The Ups and Downs of Hill Workouts

Wednesday was supposed to be the regularly scheduled FastTracks track night but the circuit was in use by another group who were doing blood lactate measurements.

Therefore our coach decided to let us do some hill workouts on a nearby street. Whoopie!

Given that I had cycled there up those very same hills I had an idea what we were in for. They aren’t too steep but they are long and winding (cue Paul McCartney).

Initially we jogged gently to the bottom of the hill where the coach gave us a talk about hill runs.

He said that unless you are training for a hilly race you don’t really need to incorporate regular hill work. Although, if you find you pick up injuries running on tracks for speed then hills are a good alternative.

The aim was to run the hill at two mile pace, less 15-30 seconds. We were going to do half mile up and then jog back. Key to recovery is taking small steps on the way back down so you don’t over stretch you muscles, making the return harder.

To ‘warm up’ we ran up the hill slowly to get a measure of what was in store. Then we were told to repeat that seven to eight times! Yikes.

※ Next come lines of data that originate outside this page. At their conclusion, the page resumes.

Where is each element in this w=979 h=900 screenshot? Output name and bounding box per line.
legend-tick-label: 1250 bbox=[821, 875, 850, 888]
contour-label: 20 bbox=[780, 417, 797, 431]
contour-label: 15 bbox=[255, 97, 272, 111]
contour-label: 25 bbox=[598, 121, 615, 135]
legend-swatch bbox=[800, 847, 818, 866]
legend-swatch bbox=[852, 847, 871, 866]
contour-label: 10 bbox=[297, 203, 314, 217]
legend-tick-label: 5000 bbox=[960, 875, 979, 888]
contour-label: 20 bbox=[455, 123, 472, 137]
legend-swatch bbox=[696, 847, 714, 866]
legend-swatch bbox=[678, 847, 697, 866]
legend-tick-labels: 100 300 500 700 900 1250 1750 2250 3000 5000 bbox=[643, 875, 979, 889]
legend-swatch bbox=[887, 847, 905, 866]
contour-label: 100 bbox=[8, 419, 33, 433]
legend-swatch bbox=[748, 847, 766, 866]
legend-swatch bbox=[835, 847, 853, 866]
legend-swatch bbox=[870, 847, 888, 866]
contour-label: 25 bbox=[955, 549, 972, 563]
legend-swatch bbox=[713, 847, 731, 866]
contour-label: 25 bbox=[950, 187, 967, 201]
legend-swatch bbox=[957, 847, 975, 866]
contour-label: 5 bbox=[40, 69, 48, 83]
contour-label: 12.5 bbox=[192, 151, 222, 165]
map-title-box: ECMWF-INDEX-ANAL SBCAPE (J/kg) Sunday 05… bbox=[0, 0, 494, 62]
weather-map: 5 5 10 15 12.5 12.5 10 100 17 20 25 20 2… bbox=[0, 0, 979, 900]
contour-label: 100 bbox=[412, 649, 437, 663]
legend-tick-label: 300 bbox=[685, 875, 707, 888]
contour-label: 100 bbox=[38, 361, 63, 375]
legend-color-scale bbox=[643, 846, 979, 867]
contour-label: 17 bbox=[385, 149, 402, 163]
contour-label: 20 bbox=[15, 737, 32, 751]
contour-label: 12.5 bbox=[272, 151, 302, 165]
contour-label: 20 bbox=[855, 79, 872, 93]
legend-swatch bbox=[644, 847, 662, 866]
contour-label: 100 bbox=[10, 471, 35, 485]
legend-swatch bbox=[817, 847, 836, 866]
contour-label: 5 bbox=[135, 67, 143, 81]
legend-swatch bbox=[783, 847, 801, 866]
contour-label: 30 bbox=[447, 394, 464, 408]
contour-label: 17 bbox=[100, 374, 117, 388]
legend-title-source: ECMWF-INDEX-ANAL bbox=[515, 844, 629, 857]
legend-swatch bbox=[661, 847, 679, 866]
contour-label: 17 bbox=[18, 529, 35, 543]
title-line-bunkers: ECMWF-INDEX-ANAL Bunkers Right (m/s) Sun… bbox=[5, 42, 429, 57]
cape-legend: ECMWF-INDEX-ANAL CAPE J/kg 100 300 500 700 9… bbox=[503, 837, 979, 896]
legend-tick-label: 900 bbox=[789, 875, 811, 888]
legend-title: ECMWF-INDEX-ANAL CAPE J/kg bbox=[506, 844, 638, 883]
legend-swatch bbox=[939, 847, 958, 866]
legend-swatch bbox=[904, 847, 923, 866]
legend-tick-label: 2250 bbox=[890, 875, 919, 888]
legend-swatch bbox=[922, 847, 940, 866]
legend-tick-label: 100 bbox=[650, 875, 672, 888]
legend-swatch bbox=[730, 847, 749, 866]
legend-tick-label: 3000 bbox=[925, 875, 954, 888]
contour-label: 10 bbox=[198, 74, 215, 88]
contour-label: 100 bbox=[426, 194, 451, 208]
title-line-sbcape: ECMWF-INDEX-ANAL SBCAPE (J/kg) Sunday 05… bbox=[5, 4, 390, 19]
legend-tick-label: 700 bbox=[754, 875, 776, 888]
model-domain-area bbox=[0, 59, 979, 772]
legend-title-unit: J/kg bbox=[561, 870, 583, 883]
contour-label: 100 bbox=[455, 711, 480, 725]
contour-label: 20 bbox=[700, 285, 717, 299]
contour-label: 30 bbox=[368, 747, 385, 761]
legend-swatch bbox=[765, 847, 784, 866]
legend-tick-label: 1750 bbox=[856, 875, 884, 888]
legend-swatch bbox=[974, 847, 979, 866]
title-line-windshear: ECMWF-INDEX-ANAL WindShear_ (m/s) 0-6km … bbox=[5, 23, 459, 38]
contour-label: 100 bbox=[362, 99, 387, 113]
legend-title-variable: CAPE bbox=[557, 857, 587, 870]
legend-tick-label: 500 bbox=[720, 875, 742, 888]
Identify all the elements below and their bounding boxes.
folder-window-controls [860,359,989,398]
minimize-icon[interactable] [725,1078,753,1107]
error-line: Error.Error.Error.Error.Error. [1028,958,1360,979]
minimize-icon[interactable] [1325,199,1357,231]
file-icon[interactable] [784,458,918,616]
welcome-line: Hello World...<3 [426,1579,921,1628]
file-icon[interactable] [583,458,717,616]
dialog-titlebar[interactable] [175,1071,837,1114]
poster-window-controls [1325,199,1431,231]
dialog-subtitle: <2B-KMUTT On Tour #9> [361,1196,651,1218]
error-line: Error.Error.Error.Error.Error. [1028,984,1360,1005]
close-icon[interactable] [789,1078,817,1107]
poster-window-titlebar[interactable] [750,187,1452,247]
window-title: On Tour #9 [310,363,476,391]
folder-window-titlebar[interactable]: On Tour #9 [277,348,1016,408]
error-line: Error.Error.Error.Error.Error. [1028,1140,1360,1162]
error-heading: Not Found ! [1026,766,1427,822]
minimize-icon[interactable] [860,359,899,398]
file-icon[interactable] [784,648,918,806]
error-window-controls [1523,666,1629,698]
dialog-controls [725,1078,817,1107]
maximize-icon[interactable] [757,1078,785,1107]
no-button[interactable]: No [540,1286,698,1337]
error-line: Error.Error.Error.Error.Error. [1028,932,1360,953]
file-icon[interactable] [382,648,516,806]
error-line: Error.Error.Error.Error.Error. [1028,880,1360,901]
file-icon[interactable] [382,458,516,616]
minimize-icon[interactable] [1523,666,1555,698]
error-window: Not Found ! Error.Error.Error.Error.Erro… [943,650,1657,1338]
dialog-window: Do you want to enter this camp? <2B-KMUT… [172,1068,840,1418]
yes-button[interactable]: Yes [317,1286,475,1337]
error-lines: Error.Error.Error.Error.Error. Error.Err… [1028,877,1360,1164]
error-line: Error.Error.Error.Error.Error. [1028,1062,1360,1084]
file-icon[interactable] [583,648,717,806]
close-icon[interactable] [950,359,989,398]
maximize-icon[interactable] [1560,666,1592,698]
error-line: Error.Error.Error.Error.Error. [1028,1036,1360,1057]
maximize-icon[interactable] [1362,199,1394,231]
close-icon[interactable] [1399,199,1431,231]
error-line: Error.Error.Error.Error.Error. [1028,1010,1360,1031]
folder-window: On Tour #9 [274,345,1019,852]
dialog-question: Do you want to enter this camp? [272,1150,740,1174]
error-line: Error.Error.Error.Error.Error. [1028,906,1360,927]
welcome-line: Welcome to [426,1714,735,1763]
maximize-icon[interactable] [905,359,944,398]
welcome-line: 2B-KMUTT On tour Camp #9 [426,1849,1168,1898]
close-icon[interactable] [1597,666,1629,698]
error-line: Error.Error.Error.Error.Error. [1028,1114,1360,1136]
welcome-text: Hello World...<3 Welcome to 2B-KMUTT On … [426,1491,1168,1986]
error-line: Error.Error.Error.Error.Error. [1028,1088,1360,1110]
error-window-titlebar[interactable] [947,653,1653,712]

After jogging back down and leaving my bottle at the bottom of the slope, we started the run as a large group (20 or so) but this quite soon thinned out as people fell into their pace groups.

There is one guy in the club that is a real jack-rabbit and he was flying up the hills using three gears; 5k pace, 800m pace and finishing at 400m pace. I could not do that. I did get to chat to him towards the end and to see some of his techniques. Good stuff.

However, by the end of seven reps I did actually finish in second place. Hurrah! By this point I had been ‘lapped’ by our rabbit but only on the last interval.

I then had to ride home from the workout which had run slightly long. By the time I got home it was well into dusk and I’ll have to take lights next time. All in all I rode 25 miles and ran just under six with hills so not a bad days effort.

Come Thursday morning and my regular scheduled run and I had very little oomph left in me. I still managed to get out and do a 3.7 mile run (with some more hills because I’m slightly mad, I guess) but it was a struggle and I only averaged an eight ten pace but picked it up at the end for a 7:08 finish pace. Now to rest for a day.

And eat.


5 thoughts on “The Ups and Downs of Hill Workouts

  1. Chris Adams

    I remember trying to run up a hill in Austria to try and beat my Dad who went up on the chair lift. The idea seemed fairly simple. The lift’s route was up over a nice green slope that was obviously a ski run during the winter.

    For most of the way, I managed to stay ahead, then I found out the hard way the difference between ‘out of breath’ and oxygen deficiency. ‘Out of breath’ is actually down to CO2 build up, rather than lack of oxygen. Your body tells you about it and you’re forced to ease up. Oxygen deficiency gives you no warning until you pass out.

    I forgot to take the altitude into account and, after almost keeling over, I had to walk the last bit and lost the race.

    1. pauldburton Post author

      An interesting story. That hill is clearly larger than most hills that I train on! I don’t tend to have altitude problems on my local runs. They are hilly but not mountainous.

  2. Chris Adams

    It wasn’t too big a hill to climb, but the bottom must have already been at a fairly high altitude. The scariest thing was the subtlety of the effect. None of us had any other breathing problems over the holiday there, even when hiking. It just seemed to be running that I managed to suddenly push it over the edge.